Verified Voting Foundation (http://www.verifiedvoting.org) The Foundation is devoted to informing the public about the dangers of electronic voting. Computer voting machines are extremely vulnerable. They can be rigged like slot machines, and there are even fewer safeguards than in a casino. (To learn more about this and other election irregularities, read Election Fraud Continues in the U.S.: New Data Shows Widespread Vote Manipulations in 2004 by Peter Phillips, a Professor of Sociology at Sonoma State University.) The Foundation recommends going back to paper ballots that the voters themselves check for accuracy before they are cast.
Project Vote Smart (www.vote-smart.org) How do you find out the truth about political candidates? There are so many lies and half truths in the news media and commercials, it's unbelievable. Fortunately, a new solution is here. Project Vote Smart is an impartial, nonprofit organization that does the research that you don't have time for. They collect the facts about all of the candidates and government officials. You can read about their biographies, political positions, voting records, speeches, who finances their campaigns, and more. Then make up your own mind.
Progressive Secretary (www.progressivesecretary.org) Would you like your elected officials to know what you think about important issues but don't have the time to write letters? Progressive Secretary will write them for you. They will e-mail you suggested letters with links to information to help you make up your mind. Then you decide whether to send the letter or not. They will not send any letter without your permission.
League of Conservation Voters (www.lcv.org) Keeps records of how members of Congress vote on environmental issues. Tracks environmental records of the President, presidential candidates and other government officials. Also involved in activism. Posts all of this information on the website, or you can join this worthy organization and have it mailed to you.

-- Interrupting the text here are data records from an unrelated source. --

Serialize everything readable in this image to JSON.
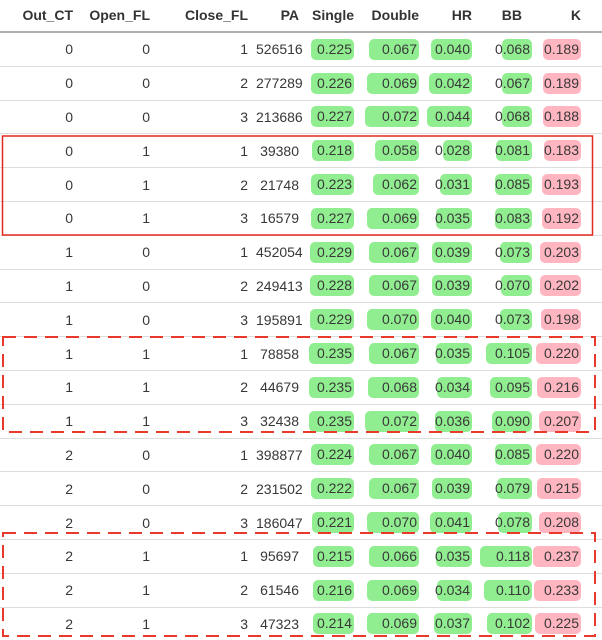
{
  "chart_data": {
    "type": "table",
    "columns": [
      {
        "key": "out_ct",
        "label": "Out_CT",
        "kind": "plain"
      },
      {
        "key": "open_fl",
        "label": "Open_FL",
        "kind": "plain"
      },
      {
        "key": "close_fl",
        "label": "Close_FL",
        "kind": "plain"
      },
      {
        "key": "pa",
        "label": "PA",
        "kind": "plain"
      },
      {
        "key": "single",
        "label": "Single",
        "kind": "bar",
        "bar_color": "#90ee90"
      },
      {
        "key": "double",
        "label": "Double",
        "kind": "bar",
        "bar_color": "#90ee90"
      },
      {
        "key": "hr",
        "label": "HR",
        "kind": "bar",
        "bar_color": "#90ee90"
      },
      {
        "key": "bb",
        "label": "BB",
        "kind": "bar",
        "bar_color": "#90ee90"
      },
      {
        "key": "k",
        "label": "K",
        "kind": "bar",
        "bar_color": "#ffb6c1"
      }
    ],
    "rows": [
      [
        "0",
        "0",
        "1",
        "526516",
        "0.225",
        "0.067",
        "0.040",
        "0.068",
        "0.189"
      ],
      [
        "0",
        "0",
        "2",
        "277289",
        "0.226",
        "0.069",
        "0.042",
        "0.067",
        "0.189"
      ],
      [
        "0",
        "0",
        "3",
        "213686",
        "0.227",
        "0.072",
        "0.044",
        "0.068",
        "0.188"
      ],
      [
        "0",
        "1",
        "1",
        "39380",
        "0.218",
        "0.058",
        "0.028",
        "0.081",
        "0.183"
      ],
      [
        "0",
        "1",
        "2",
        "21748",
        "0.223",
        "0.062",
        "0.031",
        "0.085",
        "0.193"
      ],
      [
        "0",
        "1",
        "3",
        "16579",
        "0.227",
        "0.069",
        "0.035",
        "0.083",
        "0.192"
      ],
      [
        "1",
        "0",
        "1",
        "452054",
        "0.229",
        "0.067",
        "0.039",
        "0.073",
        "0.203"
      ],
      [
        "1",
        "0",
        "2",
        "249413",
        "0.228",
        "0.067",
        "0.039",
        "0.070",
        "0.202"
      ],
      [
        "1",
        "0",
        "3",
        "195891",
        "0.229",
        "0.070",
        "0.040",
        "0.073",
        "0.198"
      ],
      [
        "1",
        "1",
        "1",
        "78858",
        "0.235",
        "0.067",
        "0.035",
        "0.105",
        "0.220"
      ],
      [
        "1",
        "1",
        "2",
        "44679",
        "0.235",
        "0.068",
        "0.034",
        "0.095",
        "0.216"
      ],
      [
        "1",
        "1",
        "3",
        "32438",
        "0.235",
        "0.072",
        "0.036",
        "0.090",
        "0.207"
      ],
      [
        "2",
        "0",
        "1",
        "398877",
        "0.224",
        "0.067",
        "0.040",
        "0.085",
        "0.220"
      ],
      [
        "2",
        "0",
        "2",
        "231502",
        "0.222",
        "0.067",
        "0.039",
        "0.079",
        "0.215"
      ],
      [
        "2",
        "0",
        "3",
        "186047",
        "0.221",
        "0.070",
        "0.041",
        "0.078",
        "0.208"
      ],
      [
        "2",
        "1",
        "1",
        "95697",
        "0.215",
        "0.066",
        "0.035",
        "0.118",
        "0.237"
      ],
      [
        "2",
        "1",
        "2",
        "61546",
        "0.216",
        "0.069",
        "0.034",
        "0.110",
        "0.233"
      ],
      [
        "2",
        "1",
        "3",
        "47323",
        "0.214",
        "0.069",
        "0.037",
        "0.102",
        "0.225"
      ]
    ],
    "bar_scaling": "width proportional to value divided by column max",
    "annotations": [
      {
        "style": "solid",
        "color": "#e3291c",
        "row_from": 4,
        "row_to": 6
      },
      {
        "style": "dashed",
        "color": "#e8392a",
        "row_from": 10,
        "row_to": 12
      },
      {
        "style": "dashed",
        "color": "#e8392a",
        "row_from": 16,
        "row_to": 18
      }
    ],
    "grid_color": "#dddddd",
    "header_rule_color": "#b0b0b0"
  }
}
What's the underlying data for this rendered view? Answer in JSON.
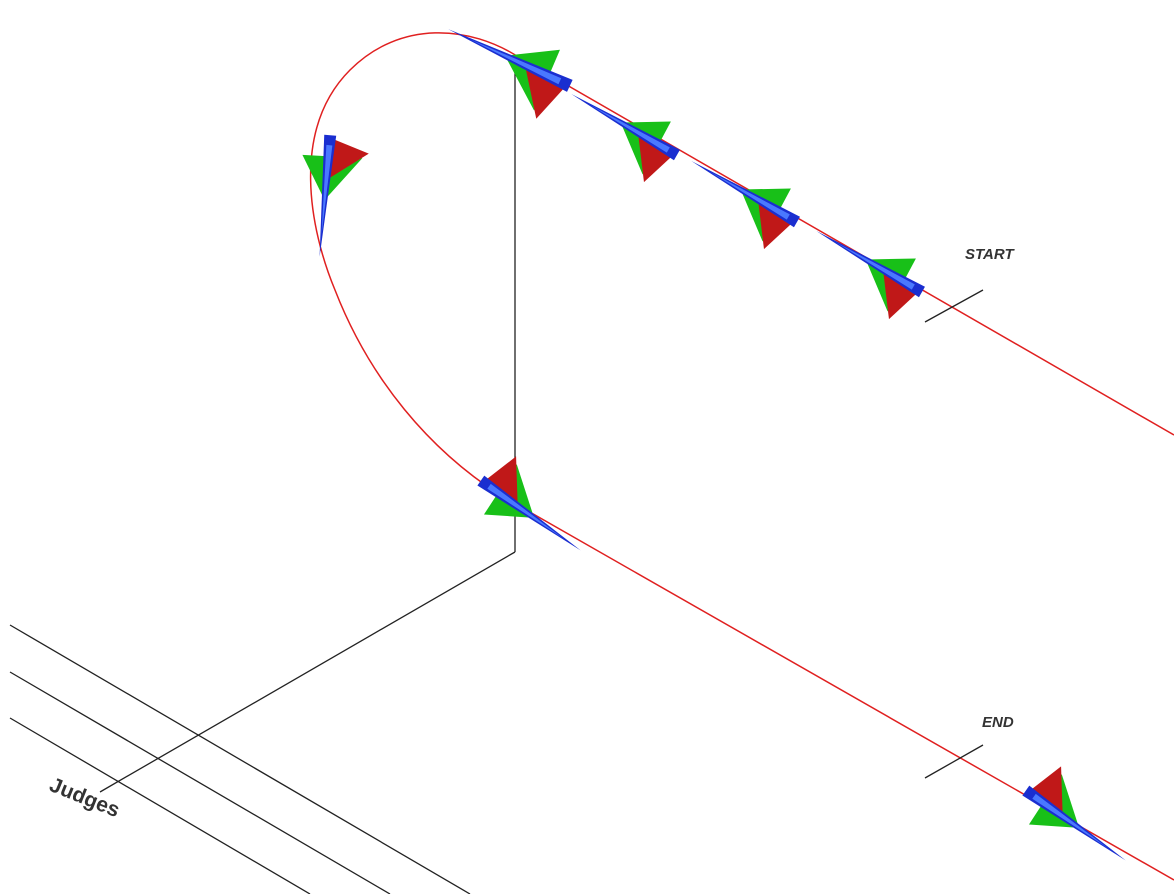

Center for Voting and Democracy (www.fairvote.org) The Center researches and educates people about alternative voting systems that could be more democratic. For example, one option would be instant runoff elections where each voter would indicate at least a first and second choice on every ballot. Then if there is no majority (over 50% of votes), the ballots that list the last place candidate as the first choice automatically go to the second choice. The process continues until one candidate has the majority. This would have been very useful in the last presidential election, because voters who preferred a third party candidate could have picked a major party candidate as a second choice. We would also have been assured of a president elect with a majority of the popular vote. The site includes information about voting rights and turnout, proposed bills, and recent legislation.
Center for American Progress (www.americanprogress.org) This progressive, nonprofit group focuses on politics and economics, with a particular emphasis on social justice and civil rights. Regularly publishes articles about current events on their website. Interesting features include a daily list of talking points, political cartoons, and full-text first chapters of recently published books.